By Jonathan P. LaBonté

Mayor of Auburn

As we wind down 2016 and look ahead to 2017, there’s no better time than now to offer some predictions for 2017.

And to start the year off right, I will offer the optimistic predictions for what is to come for our community. While some may be a reach, I’m thinking that a little positive energy might help us to achieve these and more.

Let’s start with new jobs at new small businesses. Created in late 2016, Auburn’s Storefront Traffic Accelerates Revitalization, or STAR, program, will help to create dozens of new jobs in several new neighborhood and downtown businesses. Existing local businesses expanding, as well as others wanting to be part of the growth of Auburn, will spend 2017 investing in locations like Spring Street, Court Street, Main Street, Hampshire Street and Mill Street, generating foot traffic and bringing new life to our historic neighborhoods.

After decades of providing incentives to big developers and government-run business parks, the Auburn City Council in 2017 will adopt incentives for developers of smaller projects. Owners with multi-family apartment buildings will find the city supporting their investment in improving the safety and quality of their units.

Also, after sitting for years on several properties throughout the center of our city, bids will be solicited from those willing to take these city-owned properties, allowing new construction activity that will add to our tax base and the vitality of the neighborhoods.

In 2017, the City of Auburn will experience the first of several successful neighborhood engagement efforts as the Neighborhood Challenge Grant, first created in 2016, awards its first investments in citizen-led projects. The first projects of creative crosswalks, neighborhood information signs and park benches, create a welcoming environment to visitors and new residents. There will be significant buzz about what type of projects may come next, including a proposal by the New Auburn neighborhood for a permanent installation of the bells from St. Louis Church.

Members of the Auburn City Council and city staff will partner to promote ways that citizens can volunteer in support of the community. Those efforts, including some targeted recruitment, positions the city to fill all of the openings on city committees and boards for the first time in years.

The interest in volunteering is so large that the city is moving towards creating an annual volunteer fair, where community organizations and city committees all come together under one roof for networking and to introduce themselves to citizens and exchange thoughts and ideas about improving our city while enjoying refreshments and casual conversation.

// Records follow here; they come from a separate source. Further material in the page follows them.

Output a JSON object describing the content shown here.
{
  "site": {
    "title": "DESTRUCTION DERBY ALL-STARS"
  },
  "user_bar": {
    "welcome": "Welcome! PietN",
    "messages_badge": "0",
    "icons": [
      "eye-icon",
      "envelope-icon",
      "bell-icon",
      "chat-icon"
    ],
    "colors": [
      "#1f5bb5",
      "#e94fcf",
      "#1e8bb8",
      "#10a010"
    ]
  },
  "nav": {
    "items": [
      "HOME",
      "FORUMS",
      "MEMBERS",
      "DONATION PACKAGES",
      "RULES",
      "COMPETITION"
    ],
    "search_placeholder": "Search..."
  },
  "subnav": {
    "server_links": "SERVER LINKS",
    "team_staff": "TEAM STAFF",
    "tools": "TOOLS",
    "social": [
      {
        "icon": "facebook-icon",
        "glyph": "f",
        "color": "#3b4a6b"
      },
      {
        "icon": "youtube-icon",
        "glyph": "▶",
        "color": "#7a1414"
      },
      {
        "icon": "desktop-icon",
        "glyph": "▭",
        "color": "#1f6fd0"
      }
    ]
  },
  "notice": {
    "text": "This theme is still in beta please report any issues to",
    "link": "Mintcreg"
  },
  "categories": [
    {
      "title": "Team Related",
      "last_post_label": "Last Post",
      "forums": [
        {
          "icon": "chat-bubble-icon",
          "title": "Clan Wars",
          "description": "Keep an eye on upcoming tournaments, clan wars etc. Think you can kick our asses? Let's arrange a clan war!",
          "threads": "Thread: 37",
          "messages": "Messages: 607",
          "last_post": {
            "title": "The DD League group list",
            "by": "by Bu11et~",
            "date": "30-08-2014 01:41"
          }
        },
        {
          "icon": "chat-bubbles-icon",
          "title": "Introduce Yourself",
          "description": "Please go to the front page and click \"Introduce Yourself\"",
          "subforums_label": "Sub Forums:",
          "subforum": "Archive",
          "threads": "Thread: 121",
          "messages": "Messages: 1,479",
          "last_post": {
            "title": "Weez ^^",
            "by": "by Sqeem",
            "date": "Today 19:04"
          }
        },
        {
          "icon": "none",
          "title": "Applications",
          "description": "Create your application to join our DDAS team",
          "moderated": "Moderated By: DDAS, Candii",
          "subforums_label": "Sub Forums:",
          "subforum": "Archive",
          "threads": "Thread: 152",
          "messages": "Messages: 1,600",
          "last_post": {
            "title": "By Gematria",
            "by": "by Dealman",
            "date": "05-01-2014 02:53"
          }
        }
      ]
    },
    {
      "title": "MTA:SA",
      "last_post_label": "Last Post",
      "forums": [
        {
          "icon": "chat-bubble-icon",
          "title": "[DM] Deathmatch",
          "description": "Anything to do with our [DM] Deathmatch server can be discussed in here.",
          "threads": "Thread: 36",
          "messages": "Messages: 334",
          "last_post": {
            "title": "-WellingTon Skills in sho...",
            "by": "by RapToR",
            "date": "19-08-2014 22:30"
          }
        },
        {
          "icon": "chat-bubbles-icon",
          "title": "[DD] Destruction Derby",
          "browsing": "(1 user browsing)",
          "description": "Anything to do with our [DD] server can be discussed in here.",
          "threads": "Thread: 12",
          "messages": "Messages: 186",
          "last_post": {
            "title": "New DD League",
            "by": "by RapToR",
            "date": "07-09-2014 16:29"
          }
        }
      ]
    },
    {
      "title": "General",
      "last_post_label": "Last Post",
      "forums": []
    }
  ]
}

With a push for a more transparent and priority-based budget process, the City Council will spend the first half of 2017 hosting listening sessions with city staff at various neighborhood watch, PTO and ward-based meetings. The resident input of what is most important for city services, as well as how much they can truly afford, leads to a streamlined budget that, when paired with the economic growth and sale of city properties, reduces the tax burden in Auburn.

The improved fiscal position, which will continue beyond 2017, helps to strengthen our bottom line in advance of the most important financial decision the city will make for its future: the composition of our new Edward Little High School.

2017 will be a banner year for civic engagement that goes well beyond what I’ve mentioned. The School Committee and its architecture and planning team at Harriman Associates will position the discussion of Edward Little in a way to ensures all residents see the impact it can have on them, whether

they have children or grandchildren in the schools or own a business that needs to attract workers.

And to fulfill one of the most frequent requests that I get as Mayor, maybe this will be the year Auburn lands an Olive Garden.